The “Do Good” campaign rolls out ahead of the seventh and eighth book launches in the seriesDog Man: For Whom the Ball Rolls, which came out mid-August, and Dog Man: Fetch-22, launching in early December. It also includes an international book tour that kicked off in Mississippi on August 17, with stops in the US, Shanghai and Mumbai later this year.

During the tour Pilkey will share his story of growing up with dyslexia and ADHD, while funds raised during the events will support local initiatives, such as local libraries and schools in undeserved areas. Giving back in this way delivers on the campaign’s promise of doing good, says Berger.

It’s a been a three year process of building Pilkey’s books into a popular brand, she adds, but now, wherever he goes Scholastic sees an uptick in sales of his books.

Focusing on the adventures of a canine superhero who’s part dog and part policeman, the children’s comedy brand has more than 23 million copies in print to date with translations in 32 languages, according to Scholastic.The sixth book in the series Dog Man: Brawl of the Wild, released on December 24, got a five-million copy first printing and debuted at number one overall on the New York Times, USA Today, Wall Street Journal, and Publishers Weekly bestseller lists, according to the publisher. Pilkey’s use of kid-friendly humor and accessible universal themes, including empathy and acceptance, resonate and make him popular with the brand’s global seven-to-18 target demo, says Berger.

Scholastic sees value in giving Pilkey’s books more focus because the Dog Man brand has the potential to boost its profits and readership for the company as a whole, says Berger. While, the publisher’s has seen financial declines in the last two fiscal years, losses were offset by the company’s bestselling titles of the year, which include bestselling author Dav Pilkey’s Dog Man: Lord of the Fleas and Dog Man: Brawl of the Wild. Overall, the company  predicts revenue gains will be driven by new trade publishing as it continues to grow important franchises, including Dog Man and expands it into different regions, Scholastic stated in its 2019 fiscal year financial reports. These numbers are similar to Scholastic’s financial results in 2017 when the company reported a 6.5% decrease in revenue to US$1.63 billion, compared to 2016, according to the company’s 2017/2018 financial report. But this loss was also mitigated by the success of Pilkey’s books, the company stated.
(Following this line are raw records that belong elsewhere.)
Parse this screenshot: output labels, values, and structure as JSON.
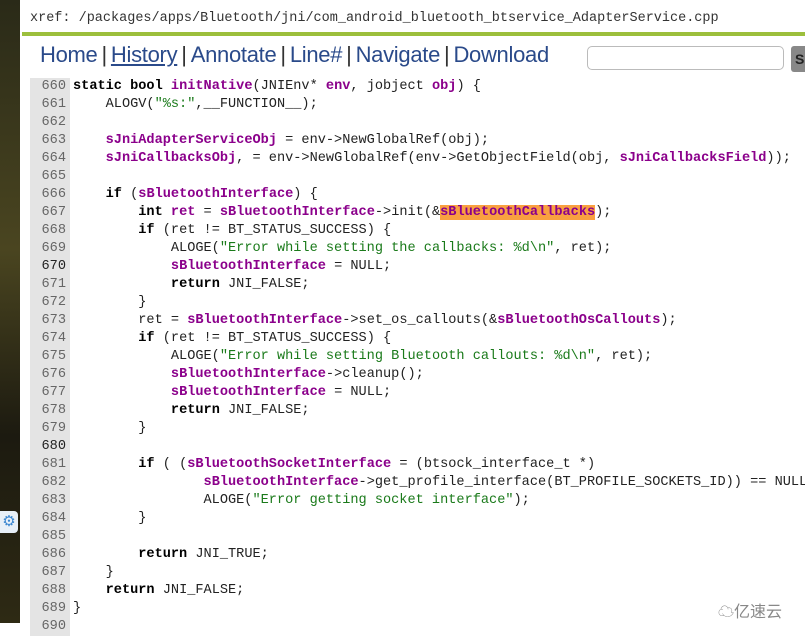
{
  "xref": "xref: /packages/apps/Bluetooth/jni/com_android_bluetooth_btservice_AdapterService.cpp",
  "nav": [
    "Home",
    "History",
    "Annotate",
    "Line#",
    "Navigate",
    "Download"
  ],
  "search": {
    "placeholder": "",
    "value": ""
  },
  "go_label": "S",
  "watermark": "亿速云",
  "code": [
    {
      "n": "660",
      "t": [
        [
          "kw",
          "static bool "
        ],
        [
          "fn",
          "initNative"
        ],
        [
          "",
          "(JNIEnv* "
        ],
        [
          "var",
          "env"
        ],
        [
          "",
          ", jobject "
        ],
        [
          "var",
          "obj"
        ],
        [
          "",
          ") {"
        ]
      ]
    },
    {
      "n": "661",
      "t": [
        [
          "",
          "    ALOGV("
        ],
        [
          "str",
          "\"%s:\""
        ],
        [
          "",
          ",__FUNCTION__);"
        ]
      ]
    },
    {
      "n": "662",
      "t": []
    },
    {
      "n": "663",
      "t": [
        [
          "",
          "    "
        ],
        [
          "var",
          "sJniAdapterServiceObj"
        ],
        [
          "",
          " = env->NewGlobalRef(obj);"
        ]
      ]
    },
    {
      "n": "664",
      "t": [
        [
          "",
          "    "
        ],
        [
          "var",
          "sJniCallbacksObj"
        ],
        [
          "",
          ", = env->NewGlobalRef(env->GetObjectField(obj, "
        ],
        [
          "var",
          "sJniCallbacksField"
        ],
        [
          "",
          "));"
        ]
      ]
    },
    {
      "n": "665",
      "t": []
    },
    {
      "n": "666",
      "t": [
        [
          "",
          "    "
        ],
        [
          "kw",
          "if"
        ],
        [
          "",
          " ("
        ],
        [
          "var",
          "sBluetoothInterface"
        ],
        [
          "",
          ") {"
        ]
      ]
    },
    {
      "n": "667",
      "t": [
        [
          "",
          "        "
        ],
        [
          "kw",
          "int "
        ],
        [
          "var",
          "ret"
        ],
        [
          "",
          " = "
        ],
        [
          "var",
          "sBluetoothInterface"
        ],
        [
          "",
          "->init(&"
        ],
        [
          "hl",
          "sBluetoothCallbacks"
        ],
        [
          "",
          ");"
        ]
      ]
    },
    {
      "n": "668",
      "t": [
        [
          "",
          "        "
        ],
        [
          "kw",
          "if"
        ],
        [
          "",
          " (ret != BT_STATUS_SUCCESS) {"
        ]
      ]
    },
    {
      "n": "669",
      "t": [
        [
          "",
          "            ALOGE("
        ],
        [
          "str",
          "\"Error while setting the callbacks: %d\\n\""
        ],
        [
          "",
          ", ret);"
        ]
      ]
    },
    {
      "n": "670",
      "d": true,
      "t": [
        [
          "",
          "            "
        ],
        [
          "var",
          "sBluetoothInterface"
        ],
        [
          "",
          " = NULL;"
        ]
      ]
    },
    {
      "n": "671",
      "t": [
        [
          "",
          "            "
        ],
        [
          "kw",
          "return"
        ],
        [
          "",
          " JNI_FALSE;"
        ]
      ]
    },
    {
      "n": "672",
      "t": [
        [
          "",
          "        }"
        ]
      ]
    },
    {
      "n": "673",
      "t": [
        [
          "",
          "        ret = "
        ],
        [
          "var",
          "sBluetoothInterface"
        ],
        [
          "",
          "->set_os_callouts(&"
        ],
        [
          "var",
          "sBluetoothOsCallouts"
        ],
        [
          "",
          ");"
        ]
      ]
    },
    {
      "n": "674",
      "t": [
        [
          "",
          "        "
        ],
        [
          "kw",
          "if"
        ],
        [
          "",
          " (ret != BT_STATUS_SUCCESS) {"
        ]
      ]
    },
    {
      "n": "675",
      "t": [
        [
          "",
          "            ALOGE("
        ],
        [
          "str",
          "\"Error while setting Bluetooth callouts: %d\\n\""
        ],
        [
          "",
          ", ret);"
        ]
      ]
    },
    {
      "n": "676",
      "t": [
        [
          "",
          "            "
        ],
        [
          "var",
          "sBluetoothInterface"
        ],
        [
          "",
          "->cleanup();"
        ]
      ]
    },
    {
      "n": "677",
      "t": [
        [
          "",
          "            "
        ],
        [
          "var",
          "sBluetoothInterface"
        ],
        [
          "",
          " = NULL;"
        ]
      ]
    },
    {
      "n": "678",
      "t": [
        [
          "",
          "            "
        ],
        [
          "kw",
          "return"
        ],
        [
          "",
          " JNI_FALSE;"
        ]
      ]
    },
    {
      "n": "679",
      "t": [
        [
          "",
          "        }"
        ]
      ]
    },
    {
      "n": "680",
      "d": true,
      "t": []
    },
    {
      "n": "681",
      "t": [
        [
          "",
          "        "
        ],
        [
          "kw",
          "if"
        ],
        [
          "",
          " ( ("
        ],
        [
          "var",
          "sBluetoothSocketInterface"
        ],
        [
          "",
          " = (btsock_interface_t *)"
        ]
      ]
    },
    {
      "n": "682",
      "t": [
        [
          "",
          "                "
        ],
        [
          "var",
          "sBluetoothInterface"
        ],
        [
          "",
          "->get_profile_interface(BT_PROFILE_SOCKETS_ID)) == NULL) {"
        ]
      ]
    },
    {
      "n": "683",
      "t": [
        [
          "",
          "                ALOGE("
        ],
        [
          "str",
          "\"Error getting socket interface\""
        ],
        [
          "",
          ");"
        ]
      ]
    },
    {
      "n": "684",
      "t": [
        [
          "",
          "        }"
        ]
      ]
    },
    {
      "n": "685",
      "t": []
    },
    {
      "n": "686",
      "t": [
        [
          "",
          "        "
        ],
        [
          "kw",
          "return"
        ],
        [
          "",
          " JNI_TRUE;"
        ]
      ]
    },
    {
      "n": "687",
      "t": [
        [
          "",
          "    }"
        ]
      ]
    },
    {
      "n": "688",
      "t": [
        [
          "",
          "    "
        ],
        [
          "kw",
          "return"
        ],
        [
          "",
          " JNI_FALSE;"
        ]
      ]
    },
    {
      "n": "689",
      "t": [
        [
          "",
          "}"
        ]
      ]
    },
    {
      "n": "690",
      "t": []
    }
  ]
}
As such, Scholastic believes its strategies in the North American leg of the campaign will translate globally, says Berger, and there are plans to increase Pilkey’s reach in Asia, where he still has a lot of growth potential.

“The market, and where the kids are, is always changing,” says Berger. “We’re are all doing our best to figure out how to reach and engage kids and help them discover books and share the messages of what we’re trying to do.”